32. URLs used by the RAS system, that lead to the descriptions of people and papers, should be short.

33. Changes of name will need to require a special request. Name changes are sufficiently rare to deal with them manually. No change in the person handle will occur when a name change occurs. Persons who change name have to login with their old name and old date, but can choose to be displayed under a modified name.

34. There should be an additional screen for RAS that allows people to specify fields of interest and register for NEP. Ultimately changes of email address in RAS should generate changes in NEP registrations.

35. Two additional features are required for the RAS reminder mailings, currently run by Christian Zimmermann. There should be a perl script that generates an indication of the number of unclaimed items that the registrants may want to add. There should be a cgi script that displays the unclaimed items, without display of existing items. This should be similar to the bottom part of the current update screen.

36. Email confirmation is required when registering the first time or if the user changes the e-mail since this serves to verify that it is a functioning address.

37. There will be "on-request" RAS database update service, similar to recently launched for HoPEc, operating through HTTP. It will have two distinct features:

will be running permanently (so that update requests will be performed immediately). Currently the requests are checked periodically every 15 minutes.
will be intergrated with mirroring, so that for any (remote) archive, RAS update software will first perform mirroring (if necessary), and then will update it to the database.

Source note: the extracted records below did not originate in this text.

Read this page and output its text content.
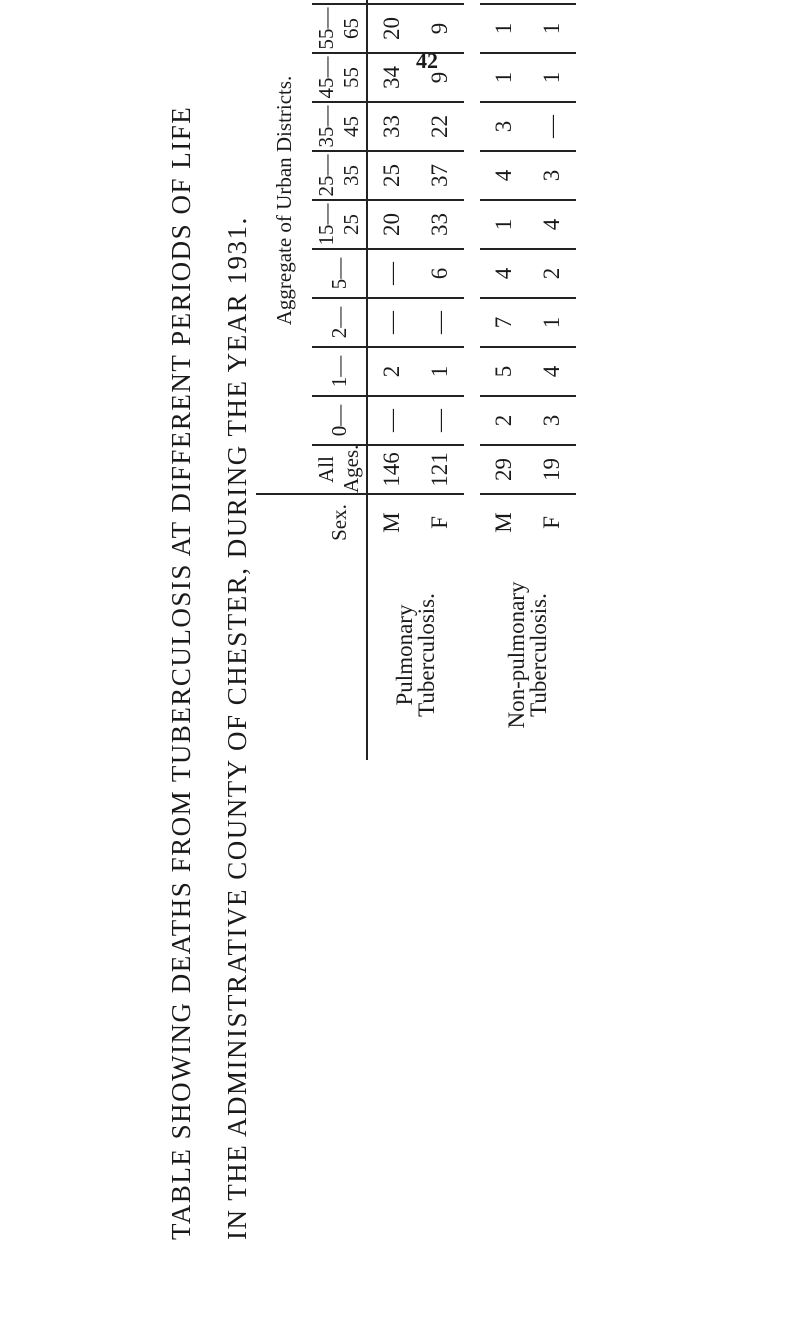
42
TABLE SHOWING DEATHS FROM TUBERCULOSIS AT DIFFERENT PERIODS OF LIFE IN THE ADMINISTRATIVE COUNTY OF CHESTER, DURING THE YEAR 1931.
		Aggregate of Urban Districts.	
	Sex.	All Ages.	0—	1—	2—	5—	15—25	25—35	35—45	45—55	55—65														
Pulmonary Tuberculosis.	M	146	—	2	—	—	20	25	33	34	20														
	F	121	—	1	—	6	33	37	22	9	9														

Non-pulmonary Tuberculosis.	M	29	2	5	7	4	1	4	3	1	1														
	F	19	3	4	1	2	4	3	—	1	1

38. The develepers will provide a general Perl- and Mysql-based toolkit, which will allow to remotely query RAS' database for personal data. The toolkit will be used by EconWPA to suggest RAS-registered persons data to document submittors and to find-out the person handles.

It will also be available to other services, the RAS database access will be reasonably restricted.

39. Currently, the RePEc author data has some very bad problems. Some archives supply data, where in one "author-name" attribute (and thus in one author-person cluster) there are several author names.

Current HoPEc software tries hard to resolve such cases and the results are good. It also performs some "sanity" checks on name, finding many bogus entries (with numbers, with HTML codes, with institution names and so on). This software writes a log of all certain and suspected problems in personal names data. That log can be used to actually correct the personal names where appropriate (automatically, by a script) or at least bring the attention of the data maintainers to the exact templates, which need correction. This will be maintained in the RAS project.

3: RAS and EconWPA

40. The maintenance of the infrastructure to run HoPEc will be transfer from Manchester to Washington University of St. Louis.

41. RAS will be placed in the RePEc domain, but every single page will say that it is hosted at Washington University of St. Louis. The redesigned Authors Service home page will be hosted at authors.repec.org to allow for bookmarking.

42. Thomas Krichel will sysadmin the machine, Bob Parks will look at the machine if physical problems occur.

43. The hardware for EconWPA and RAS will be separate. While it is easier to operate on a single machine, the design on two machines will allow for better separation of the two functions if need there be in the future.

44. RAS and EconWPA will live on single or neibouring machines. There will be "integration" on the filesystem level (using NFS if its two machines). That would clear the need of web-based mirroring for EconWPA's archive. A document submitted to EconWPA will be available for RAS in form of a ReDIF file immediately, then EconWPA requests an update through "on-request" update service and the document ends up in RAS.

45. There will be no special integration between EconWPA and RAS. In the longer run, RAS will have standard and documented way to accept data from any RePEc archiving services. RAS will provide a set of tools for archiving services who would wish to use personal data from it.